Fedor Ivanitch started; the paper had been marked in pencil. Varvara Pavlovna gazed at him with still greater humility. She was superb at that moment. Her grey Parisian gown clung gracefully round her supple, almost girlish figure; her slender, soft neck, encircled by a white collar, her bosom gently stirred by her even breathing, her hands innocent of bracelets and rings--her whole figure, from her shining hair to the tip of her just visible little shoe, was so artistic . . .

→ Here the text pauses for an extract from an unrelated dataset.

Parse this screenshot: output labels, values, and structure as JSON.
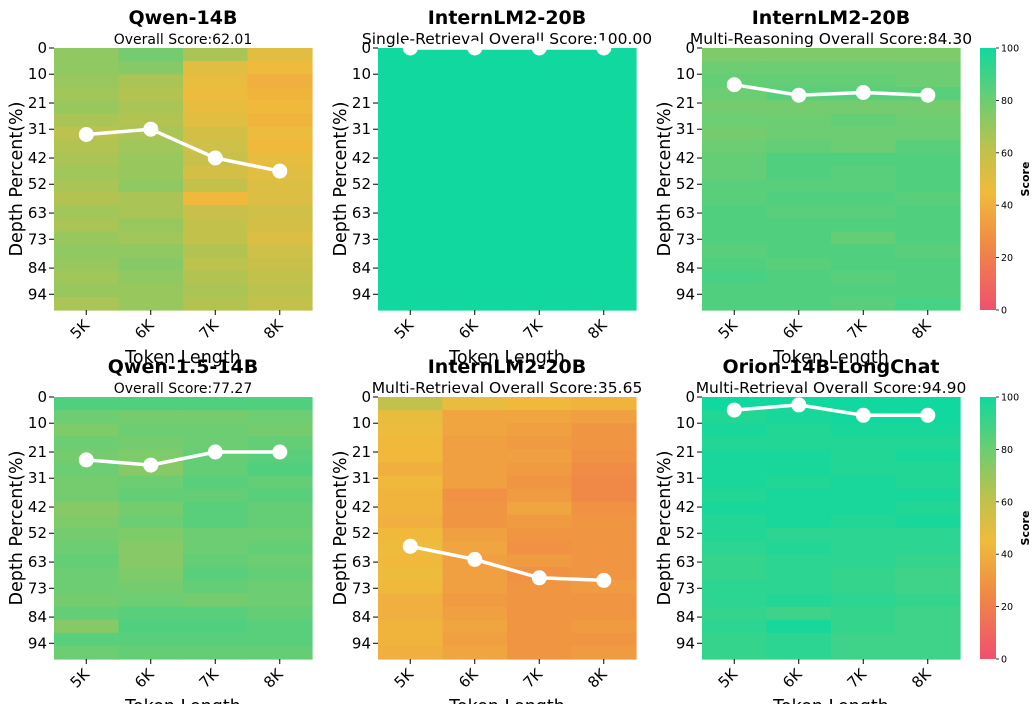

Lavretsky took her in with a glance of hatred; scarcely could he refrain from crying: "Bravo!" scarcely could he refrain from felling her with a blow of his fist on her shapely head--and he turned on his heel. An hour later he had started for Vassilyevskoe, and two hours later Varvara Pavlovna had bespoken the best carriage in the town, had put on a simple straw hat with a black veil, and a modest mantle, given Ada into the charge of Justine, and set off to the Kalitins'. From the inquiries she had made among the servants, she had learnt that her husband went to see them every day.